最初の海洋鉱物資源は「海底熱水鉱床(Seafloor Hydrothermal Deposit)」です。
海底熱水鉱床とは
海底熱水鉱床は、海底下にしみこんだ海水がマグマによって熱せられ「熱水」となり、周囲の岩石から有用金属元素を溶かし込み、それが上昇して海底から噴出する際に、噴出孔の周囲に溶けていた有用金属成分を硫化物の形で析出したものです(図12-2-1、図12-2-2)。
最初の発見は 1977 年、東太平洋のガラパゴス諸島の水深 2500 m の場所でアメリカの有人潜水艇「アルビン」によるものでした。以来、現在までに世界中で約 350 の噴出口が発見されています。これらの海底熱水鉱床の存在場所は海底火山の場所と重なっています。
火山は「プレート境界」と呼ばれる場所に存在することが知られていて、プレート境界には「中央海嶺」と「沈み込み帯」の 2 種類があります(図12-2-3)。中央海嶺は、太平洋、インド洋、大西洋などの大洋の真ん中を 60,000 km 以上にわたって連なる海底火山の大山脈(図の赤線)で、プレートが新たらに作られる場所であり、一方、「沈み込み帯」はプレートが海溝から地球内部に沈み込む場所で、ここでも活発な火山活動が起こります。沈み込み帯には陸弧(太平洋の東側にある沈み込み帯で火山活動はすべて大陸内の陸上で起こることからこういう)・島弧(太平洋の西側にある沈み込み帯で大陸から離れた海洋中に存在し、火山島を形成することからこういう)・背弧(島弧の背面つまり海溝と反対側にある海底火山活動場)があります。熱水鉱床発見の報告割合は、中央海嶺が 58 %、背弧が 26 %、島弧が 16 %で、ハワイなどのプレート内火山では 1 % 未満です。

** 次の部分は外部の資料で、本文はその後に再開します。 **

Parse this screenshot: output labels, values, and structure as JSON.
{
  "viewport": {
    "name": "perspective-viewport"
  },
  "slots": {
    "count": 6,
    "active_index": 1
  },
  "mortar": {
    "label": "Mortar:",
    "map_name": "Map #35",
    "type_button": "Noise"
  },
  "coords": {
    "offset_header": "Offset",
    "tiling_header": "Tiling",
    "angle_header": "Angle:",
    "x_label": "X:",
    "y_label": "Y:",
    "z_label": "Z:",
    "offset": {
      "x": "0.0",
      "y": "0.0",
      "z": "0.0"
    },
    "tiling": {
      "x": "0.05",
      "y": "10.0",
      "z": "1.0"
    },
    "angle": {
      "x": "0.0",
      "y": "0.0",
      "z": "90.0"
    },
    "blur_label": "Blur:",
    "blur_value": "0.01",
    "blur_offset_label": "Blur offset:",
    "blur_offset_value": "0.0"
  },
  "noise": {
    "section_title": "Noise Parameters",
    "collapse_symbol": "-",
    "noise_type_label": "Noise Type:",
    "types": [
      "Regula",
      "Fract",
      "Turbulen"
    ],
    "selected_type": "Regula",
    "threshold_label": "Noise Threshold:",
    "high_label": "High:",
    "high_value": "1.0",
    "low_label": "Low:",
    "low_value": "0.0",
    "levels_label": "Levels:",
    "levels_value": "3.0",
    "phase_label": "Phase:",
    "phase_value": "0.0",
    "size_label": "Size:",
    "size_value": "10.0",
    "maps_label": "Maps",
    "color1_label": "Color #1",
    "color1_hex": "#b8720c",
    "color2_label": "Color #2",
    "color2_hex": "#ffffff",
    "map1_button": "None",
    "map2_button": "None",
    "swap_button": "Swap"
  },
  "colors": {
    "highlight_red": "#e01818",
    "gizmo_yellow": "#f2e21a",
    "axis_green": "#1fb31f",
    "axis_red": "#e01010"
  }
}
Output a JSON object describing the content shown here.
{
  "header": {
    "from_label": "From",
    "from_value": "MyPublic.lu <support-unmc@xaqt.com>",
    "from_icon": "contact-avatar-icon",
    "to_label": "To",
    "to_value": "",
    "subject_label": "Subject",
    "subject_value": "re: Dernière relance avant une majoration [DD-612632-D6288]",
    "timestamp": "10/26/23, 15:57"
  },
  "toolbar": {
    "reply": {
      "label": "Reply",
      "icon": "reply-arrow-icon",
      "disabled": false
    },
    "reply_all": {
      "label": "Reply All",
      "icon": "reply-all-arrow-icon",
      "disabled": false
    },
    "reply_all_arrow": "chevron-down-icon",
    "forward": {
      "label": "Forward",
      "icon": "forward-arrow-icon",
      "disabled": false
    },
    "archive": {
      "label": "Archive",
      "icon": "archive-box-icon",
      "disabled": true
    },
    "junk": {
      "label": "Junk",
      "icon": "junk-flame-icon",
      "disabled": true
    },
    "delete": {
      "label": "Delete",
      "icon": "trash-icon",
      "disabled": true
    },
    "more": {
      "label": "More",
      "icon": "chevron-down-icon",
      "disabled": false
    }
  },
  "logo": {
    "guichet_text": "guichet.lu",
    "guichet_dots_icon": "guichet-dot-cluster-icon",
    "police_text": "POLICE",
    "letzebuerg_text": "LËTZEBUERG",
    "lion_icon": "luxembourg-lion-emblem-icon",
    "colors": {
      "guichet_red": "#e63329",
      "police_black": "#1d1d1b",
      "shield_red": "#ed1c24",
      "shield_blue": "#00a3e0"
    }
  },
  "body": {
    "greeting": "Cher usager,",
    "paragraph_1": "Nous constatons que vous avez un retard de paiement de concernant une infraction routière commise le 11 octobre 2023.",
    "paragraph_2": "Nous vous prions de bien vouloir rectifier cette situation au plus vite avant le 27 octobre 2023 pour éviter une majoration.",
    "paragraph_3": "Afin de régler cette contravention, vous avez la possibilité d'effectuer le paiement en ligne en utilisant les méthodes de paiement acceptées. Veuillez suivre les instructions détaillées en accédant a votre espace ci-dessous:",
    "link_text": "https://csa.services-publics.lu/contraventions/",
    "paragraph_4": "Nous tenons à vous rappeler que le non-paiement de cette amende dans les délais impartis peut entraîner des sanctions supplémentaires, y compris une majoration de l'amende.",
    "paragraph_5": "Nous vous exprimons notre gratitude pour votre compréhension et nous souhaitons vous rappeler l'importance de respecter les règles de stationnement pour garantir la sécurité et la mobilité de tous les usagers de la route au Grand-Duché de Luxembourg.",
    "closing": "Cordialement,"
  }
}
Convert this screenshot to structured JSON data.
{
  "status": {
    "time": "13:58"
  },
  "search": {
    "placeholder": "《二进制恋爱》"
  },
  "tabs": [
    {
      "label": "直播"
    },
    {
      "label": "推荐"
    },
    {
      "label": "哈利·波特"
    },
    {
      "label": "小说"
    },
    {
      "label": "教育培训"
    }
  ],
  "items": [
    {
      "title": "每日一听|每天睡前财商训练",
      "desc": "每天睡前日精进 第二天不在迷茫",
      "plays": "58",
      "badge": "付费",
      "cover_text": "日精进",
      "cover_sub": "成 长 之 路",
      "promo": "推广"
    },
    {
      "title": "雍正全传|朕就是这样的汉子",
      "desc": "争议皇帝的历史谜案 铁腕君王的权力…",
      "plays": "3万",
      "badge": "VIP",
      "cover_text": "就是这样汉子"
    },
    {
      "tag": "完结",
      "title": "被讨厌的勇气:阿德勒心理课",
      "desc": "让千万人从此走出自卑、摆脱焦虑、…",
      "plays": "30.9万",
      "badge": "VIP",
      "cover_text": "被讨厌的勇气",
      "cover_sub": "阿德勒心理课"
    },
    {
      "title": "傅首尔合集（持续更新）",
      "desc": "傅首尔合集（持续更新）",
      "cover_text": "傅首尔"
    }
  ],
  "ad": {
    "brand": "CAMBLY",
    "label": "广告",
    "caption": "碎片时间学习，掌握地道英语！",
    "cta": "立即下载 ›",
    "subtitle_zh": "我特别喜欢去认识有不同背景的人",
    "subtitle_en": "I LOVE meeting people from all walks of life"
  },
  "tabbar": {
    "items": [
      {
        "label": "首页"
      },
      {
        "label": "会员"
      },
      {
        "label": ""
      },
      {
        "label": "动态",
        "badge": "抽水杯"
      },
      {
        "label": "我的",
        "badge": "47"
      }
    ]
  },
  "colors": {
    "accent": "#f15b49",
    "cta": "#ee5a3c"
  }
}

日本はこの島弧に位置するため、多くの海底熱水鉱床の徴候が発見されています。これらの海底熱水鉱床は、分布水深が 700 ~ 1600 m と比較的浅く、金、銀の品位も高いことから、技術的・経済的に開発に有利であると期待されました。
日本の海底熱水鉱床の分布と資源量評価・採取試験
図12-2-4 は日本周辺の海底熱水鉱床を示したものです。海底熱水鉱床は、主として沖縄トラフ と伊豆・小笠原島弧に集中しています。図には併せて火山帯を赤い帯で示していますが、沖縄トラフと伊豆・小笠原島弧は大きな島が少ないので、多くの火山が海底に存在しています。
資源量に関しては、沖縄海域の「Hakurei サイト」(伊是名海穴)において、マウンドと海底面下 30 m 以深の下部鉱体の資源量を合わせて 740 万トン、伊豆・小笠原海域ベヨネース海丘の「白嶺鉱床」については、海底表層部のチムニーやマウンドの資源量をが10 万 tと算定されています(図 12-2-4)。さらに、多数のボーリングを実施しコアサンプルの分析から組成を算出しています。
では海底からどのようにして採鉱するのか? そのイメージが図 12-2-5 です。陸上とは違って、深さが千 m を越える深海です。水圧の高い中、リモートコントロールで機械等を使いながら鉱石を破砕、採取し、鉱石を千数百 m 上の海面まで水中から引揚げなければなりません。これはとてもたいへんな作業です。
さて、その採鉱ですが、深さ 1600 m の実海域での試験が 2017 年に行われています。つぎがその記事です。
では、今後どうなるのか? 商業レベルに持ち込めるのか? ですが、2018 年に行われた「総合評価報告書」の中の経済評価では「資源量評価を実施済みである沖縄海域 Hakurei サイトの Zn 主体の鉱石が、日最大採掘量 5,000 t を 2 船体制で 20 年間操業可能な量存在すると仮定したケースで、現時点での経済条件(2017 年(平成 30 年)平均金属価格)等に基づき経済性を試算した。その結果、プロジェクト期間中の資本費用(CAPEX)合計が 1,184 億円および操業費用(OPEX)合計が 4,652 億円に対して、総収入が 5,058 億円となり、収支はマイナスとなった。」とあり、まだまだ道が遠いことが示されました。
以下がその後の計画です。総合的な検証・評価が 2022 年度となっていますので、これから方向性が出てくるものと思われます。これは海洋鉱物資源全体に対して言えることですが、深海底からの採取にかかる手間を考えると、価値の高い鉱物成分を相当量含有していなければ経済性が成立しないように思います。